Le lendemain, à 14 h, « deux infirmiers sont entrés dans ma
cellule et m'ont conseillé de m'allonger, raconte-t-il. Il y avait aussi
trois gardes dans la pièce. »
L'Ohio a mis en
place un protocole qui prévoit que les intraveineuses soient fixées dans la
cellule avant l'exécution proprement dite. Elles permettent la diffusion de
trois produits, un qui anesthésie le condamné, un qui paralyse ses muscles. Le
dernier arrête son coeur.
« Les
infirmiers essayaient simultanément de trouver des veines dans mes bras. La
femme essaya trois fois dans le milieu de mon bras gauche, l'homme trois fois
dans le droit. » Sans
résultat. Dépités, les infirmiers demandent de faire une pause. Une longue
pause. Dans une salle voisine, quatre journalistes et trois membres de
la famille de la victime observent la scène sur un écran vidéo.
« J'avais
mal, je pleurais »
Nouveaux
essais... « L'infirmière doit avoir touché un muscle, parce que la douleur
me fait hurler. » De son côté, l'infirmier semble avoir trouvé une
veine assez solide. « Je l'aidais en tendant mon bras. » Il
tente de poser le cathéter. « Mais il le perd et du sang coule le long
de mon bras. »
L'infirmière
sort de la cellule. « Ça va ? », lui demande un gardien.

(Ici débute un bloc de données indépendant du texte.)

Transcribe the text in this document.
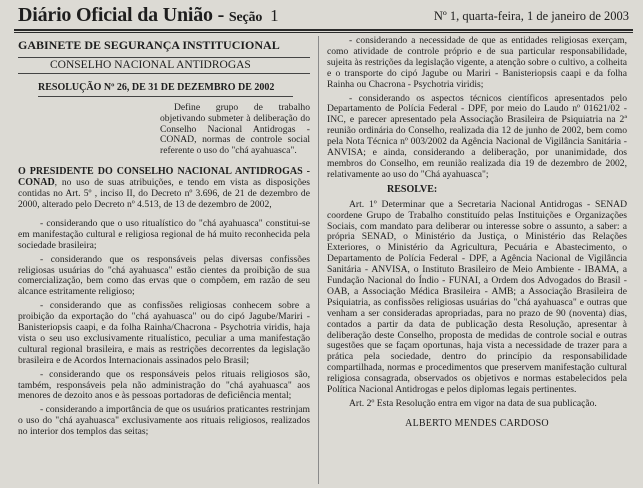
Diário Oficial da União - Seção 1	Nº 1, quarta-feira, 1 de janeiro de 2003
GABINETE DE SEGURANÇA INSTITUCIONAL
CONSELHO NACIONAL ANTIDROGAS
RESOLUÇÃO Nº 26, DE 31 DE DEZEMBRO DE 2002
Define grupo de trabalho objetivando submeter à deliberação do Conselho Nacional Antidrogas - CONAD, normas de controle social referente o uso do "chá ayahuasca".
O PRESIDENTE DO CONSELHO NACIONAL ANTIDROGAS - CONAD, no uso de suas atribuições, e tendo em vista as disposições contidas no Art. 5º , inciso II, do Decreto nº 3.696, de 21 de dezembro de 2000, alterado pelo Decreto nº 4.513, de 13 de dezembro de 2002,

- considerando que o uso ritualístico do "chá ayahuasca" constitui-se em manifestação cultural e religiosa regional de há muito reconhecida pela sociedade brasileira;

- considerando que os responsáveis pelas diversas confissões religiosas usuárias do "chá ayahuasca" estão cientes da proibição de sua comercialização, bem como das ervas que o compõem, em razão de seu alcance estritamente religioso;

- considerando que as confissões religiosas conhecem sobre a proibição da exportação do "chá ayahuasca" ou do cipó Jagube/Mariri - Banisteriopsis caapi, e da folha Rainha/Chacrona - Psychotria viridis, haja vista o seu uso exclusivamente ritualístico, peculiar a uma manifestação cultural regional brasileira, e mais as restrições decorrentes da legislação brasileira e de Acordos Internacionais assinados pelo Brasil;

- considerando que os responsáveis pelos rituais religiosos são, também, responsáveis pela não administração do "chá ayahuasca" aos menores de dezoito anos e às pessoas portadoras de deficiência mental;

- considerando a importância de que os usuários praticantes restrinjam o uso do "chá ayahuasca" exclusivamente aos rituais religiosos, realizados no interior dos templos das seitas;

- considerando a necessidade de que as entidades religiosas exerçam, como atividade de controle próprio e de sua particular responsabilidade, sujeita às restrições da legislação vigente, a atenção sobre o cultivo, a colheita e o transporte do cipó Jagube ou Mariri - Banisteriopsis caapi e da folha Rainha ou Chacrona - Psychotria viridis;

- considerando os aspectos técnicos científicos apresentados pelo Departamento de Polícia Federal - DPF, por meio do Laudo nº 01621/02 - INC, e parecer apresentado pela Associação Brasileira de Psiquiatria na 2ª reunião ordinária do Conselho, realizada dia 12 de junho de 2002, bem como pela Nota Técnica nº 003/2002 da Agência Nacional de Vigilância Sanitária - ANVISA; e ainda, considerando a deliberação, por unanimidade, dos membros do Conselho, em reunião realizada dia 19 de dezembro de 2002, relativamente ao uso do "Chá ayahuasca";

RESOLVE:

Art. 1º Determinar que a Secretaria Nacional Antidrogas - SENAD coordene Grupo de Trabalho constituído pelas Instituições e Organizações Sociais, com mandato para deliberar ou interesse sobre o assunto, a saber: a própria SENAD, o Ministério da Justiça, o Ministério das Relações Exteriores, o Ministério da Agricultura, Pecuária e Abastecimento, o Departamento de Polícia Federal - DPF, a Agência Nacional de Vigilância Sanitária - ANVISA, o Instituto Brasileiro de Meio Ambiente - IBAMA, a Fundação Nacional do Índio - FUNAI, a Ordem dos Advogados do Brasil - OAB, a Associação Médica Brasileira - AMB; a Associação Brasileira de Psiquiatria, as confissões religiosas usuárias do "chá ayahuasca" e outras que venham a ser consideradas apropriadas, para no prazo de 90 (noventa) dias, contados a partir da data de publicação desta Resolução, apresentar à deliberação deste Conselho, proposta de medidas de controle social e outras sugestões que se façam oportunas, haja vista a necessidade de trazer para a prática pela sociedade, dentro do princípio da responsabilidade compartilhada, normas e procedimentos que preservem manifestação cultural religiosa consagrada, observados os objetivos e normas estabelecidos pela Política Nacional Antidrogas e pelos diplomas legais pertinentes.

Art. 2º Esta Resolução entra em vigor na data de sua publicação.

ALBERTO MENDES CARDOSO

« Non ! », répond-elle. Nouvelle pause. « À ce
moment-là, j'avais très mal, les blessures dues aux piqûres m'empêchaient de
bouger mes bras. » L'équipe revient et s'attaque aux mains.
Nouvel échec. « J'ai
commencé à m'énerver. Je pleurais, j'avais mal. Ils piquaient dans des zones
déjà contusionnées. » Cette fois, les infirmiers s'attaquent aux
jambes et aux chevilles. « L'aiguille a cogné sur un os, j'ai
hurlé. On m'a piqué au moins dix-huit fois dans plusieurs parties du corps. »
Finalement, le
directeur de la prison prend la décision d'interrompre la procédure. Lundi, le
gouverneur de l'Ohio a décidé de repousser les prochaines exécutions capitales,
qui devaient avoir lieu en novembre. « Le temps de trouver une
alternative, dans le cas improbable où le même cas se reproduirait. »
Samedi, dans
son éditorial, le New York Times s'interrogeait sur les compétences
techniques des personnels et concluait : « Chaque État
devrait utiliser ce moment de honte pour s'interroger sur la peine
capitale. »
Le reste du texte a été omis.